Ainda assim, José confessa não se deixar iludir. O racismo “será sempre um problema” e não vê forma de acabar com o estigma. “As coisas mudam. Quando comecei a trabalhar na Versailles, a casa era diferente. Faziam fila à porta para se sentarem a lanchar e os clientes eram sempre de uma classe média-alta. Agora temos também muitos jovens e uma das coisas que não mudou foi o racismo. As pessoas de cor continuam a ser olhadas de lado. Mas o mundo é redondo e há pessoas boas e más em todo o lado”, esclarece.
Relembra um dos momentos mais tensos que viveu como empregado de mesa, quando um cliente se tornou agressivo com um colega, também negro, porque não ouviu o pedido. “Começou a gritar com ele, a perguntar se era surdo e com ofensas horríveis e sem fundamento ou necessidade”, lembra.
Passados todos estes anos, José já avista a reforma e prefere viajar pelas boas recordações. “Adoro acompanhar a mudança do tempo. Antes do 25 de abril mal falávamos para os clientes. Depois da revolução começamos a ter mais liberdade para falar e o público começou a mudar. Conversar e conhecer pessoas sempre foi a minha parte favorita deste trabalho, a par de ajudar os mais novos a apaixonarem-se pela área.”
Após mais de três décadas a trabalhar na Versailles, garante que foi o ambiente, os patrões e os colegas que o impediram sempre de trocar de local de trabalho. “Passo mais horas aqui do que em casa e eles sempre foram fundamentais para dar vontade de continuar”, refere.
Aos 68 anos, José continua a preferir fazer o turno da noite.

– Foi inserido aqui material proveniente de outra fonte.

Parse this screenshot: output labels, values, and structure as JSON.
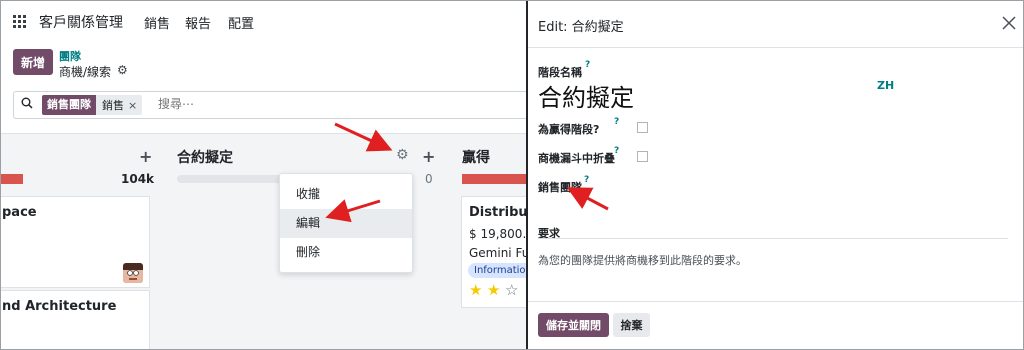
{
  "topbar": {
    "app_title": "客戶關係管理",
    "menu": [
      "銷售",
      "報告",
      "配置"
    ]
  },
  "control_panel": {
    "new_label": "新增",
    "breadcrumb_parent": "團隊",
    "breadcrumb_current": "商機/線索"
  },
  "search": {
    "facet_label": "銷售團隊",
    "facet_value": "銷售",
    "facet_remove": "×",
    "placeholder": "搜尋⋯"
  },
  "kanban": {
    "col1": {
      "amount": "104k",
      "add": "+"
    },
    "col2": {
      "title": "合約擬定",
      "add": "+",
      "count": "0"
    },
    "col3": {
      "title": "贏得"
    },
    "card1": {
      "title": "pace"
    },
    "card2": {
      "title": "nd Architecture"
    },
    "card3": {
      "title": "Distribut",
      "amount": "$ 19,800.0",
      "company": "Gemini Fu",
      "tag": "Informatio",
      "stars": [
        "★",
        "★",
        "☆"
      ]
    }
  },
  "dropdown": {
    "items": [
      "收攏",
      "編輯",
      "刪除"
    ],
    "highlighted": "編輯"
  },
  "modal": {
    "title": "Edit: 合約擬定",
    "close": "×",
    "stage_name_label": "階段名稱",
    "stage_name_value": "合約擬定",
    "lang_label": "ZH",
    "won_stage_label": "為贏得階段?",
    "won_stage_checked": false,
    "folded_label": "商機漏斗中折叠",
    "folded_checked": false,
    "sales_team_label": "銷售團隊",
    "help_mark": "?",
    "requirements_label": "要求",
    "requirements_placeholder": "為您的團隊提供將商機移到此階段的要求。",
    "save_label": "儲存並關閉",
    "discard_label": "捨棄"
  },
  "colors": {
    "primary": "#714b67",
    "link": "#017e84",
    "danger_bar": "#d9534f",
    "annotation_arrow": "#e02020"
  }
}
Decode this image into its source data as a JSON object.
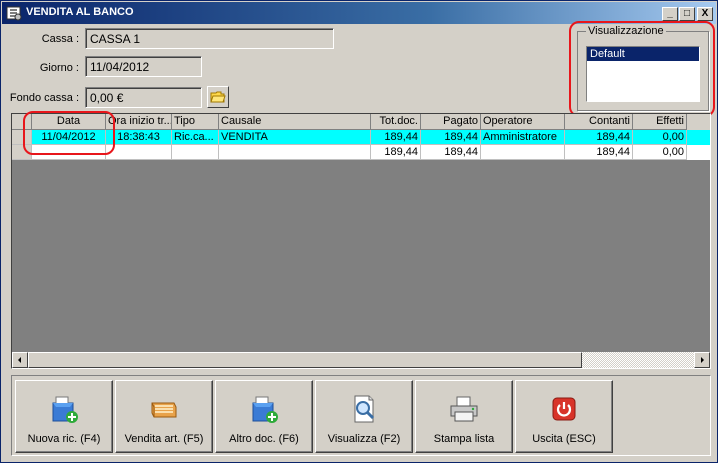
{
  "window": {
    "title": "VENDITA AL BANCO",
    "controls": {
      "minimize": "_",
      "maximize": "□",
      "close": "X"
    }
  },
  "form": {
    "cassa_label": "Cassa :",
    "cassa_value": "CASSA 1",
    "giorno_label": "Giorno :",
    "giorno_value": "11/04/2012",
    "fondo_label": "Fondo cassa :",
    "fondo_value": "0,00 €",
    "folder_icon": "folder-icon"
  },
  "visualizzazione": {
    "legend": "Visualizzazione",
    "items": [
      "Default"
    ]
  },
  "grid": {
    "columns": [
      "",
      "Data",
      "Ora inizio tr...",
      "Tipo",
      "Causale",
      "Tot.doc.",
      "Pagato",
      "Operatore",
      "Contanti",
      "Effetti"
    ],
    "rows": [
      [
        "",
        "11/04/2012",
        "18:38:43",
        "Ric.ca...",
        "VENDITA",
        "189,44",
        "189,44",
        "Amministratore",
        "189,44",
        "0,00"
      ]
    ],
    "totals": [
      "",
      "",
      "",
      "",
      "",
      "189,44",
      "189,44",
      "",
      "189,44",
      "0,00"
    ],
    "selected_color": "#00ffff"
  },
  "actions": [
    {
      "label": "Nuova ric. (F4)",
      "icon": "new-receipt-icon"
    },
    {
      "label": "Vendita art. (F5)",
      "icon": "sale-items-icon"
    },
    {
      "label": "Altro doc. (F6)",
      "icon": "other-document-icon"
    },
    {
      "label": "Visualizza (F2)",
      "icon": "view-document-icon"
    },
    {
      "label": "Stampa lista",
      "icon": "printer-icon"
    },
    {
      "label": "Uscita (ESC)",
      "icon": "exit-icon"
    }
  ],
  "colors": {
    "title_bar": "#0a246a",
    "selection": "#0a246a",
    "annotation": "#e8161b"
  }
}
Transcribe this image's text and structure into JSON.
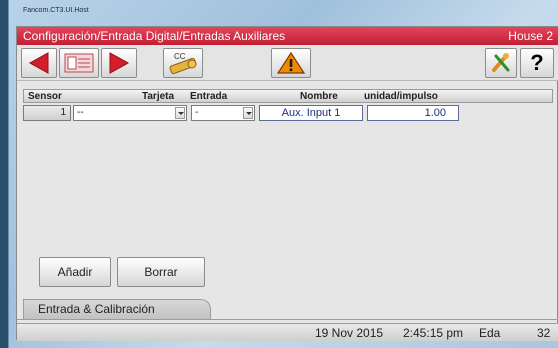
{
  "window": {
    "title": "Fancom.CT3.UI.Host"
  },
  "titlebar": {
    "path": "Configuración/Entrada Digital/Entradas Auxiliares",
    "house": "House 2"
  },
  "toolbar": {
    "back_icon": "left-arrow-icon",
    "menu_icon": "list-card-icon",
    "forward_icon": "right-arrow-icon",
    "cc_icon": "cc-key-icon",
    "cc_label": "CC",
    "alarm_icon": "warning-icon",
    "tools_icon": "tools-icon",
    "help_label": "?"
  },
  "table": {
    "headers": [
      "Sensor",
      "Tarjeta",
      "Entrada",
      "Nombre",
      "unidad/impulso"
    ],
    "rows": [
      {
        "sensor": "1",
        "tarjeta": "--",
        "entrada": "-",
        "nombre": "Aux. Input 1",
        "unidad": "1.00"
      }
    ]
  },
  "buttons": {
    "add": "Añadir",
    "delete": "Borrar"
  },
  "tabs": [
    {
      "label": "Entrada & Calibración",
      "active": true
    }
  ],
  "status": {
    "date": "19 Nov 2015",
    "time": "2:45:15 pm",
    "user": "Eda",
    "number": "32"
  },
  "colors": {
    "title_red": "#c21f35",
    "arrow_red": "#d41f2a",
    "warning_orange": "#f08a00",
    "value_blue": "#1d2f7c"
  }
}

Assim pode “dormir mais um pouco” e preparar-se para mais uma odisseia a servir café, croquetes, bolo-rei, éclaires e babás — algumas das especialidades da Versailles — e a trocar impressões com os clientes.
Quase cumprida que está a missão, sonha agora poder “ajudar a filha a licenciar-se em psicologia clínica”. Sobre o que irá fazer quando tiver mais tempo livre admite que não sabe, mas talvez leve a família a conhecer a terra-natal. “A minha mulher é portuguesa e nem ela, nem os nossos filhos tiveram oportunidade de ir a Cabo Verde. Desde que os meus pais morreram que deixei de lá ir. Pode ser que consiga ir lá em breve.”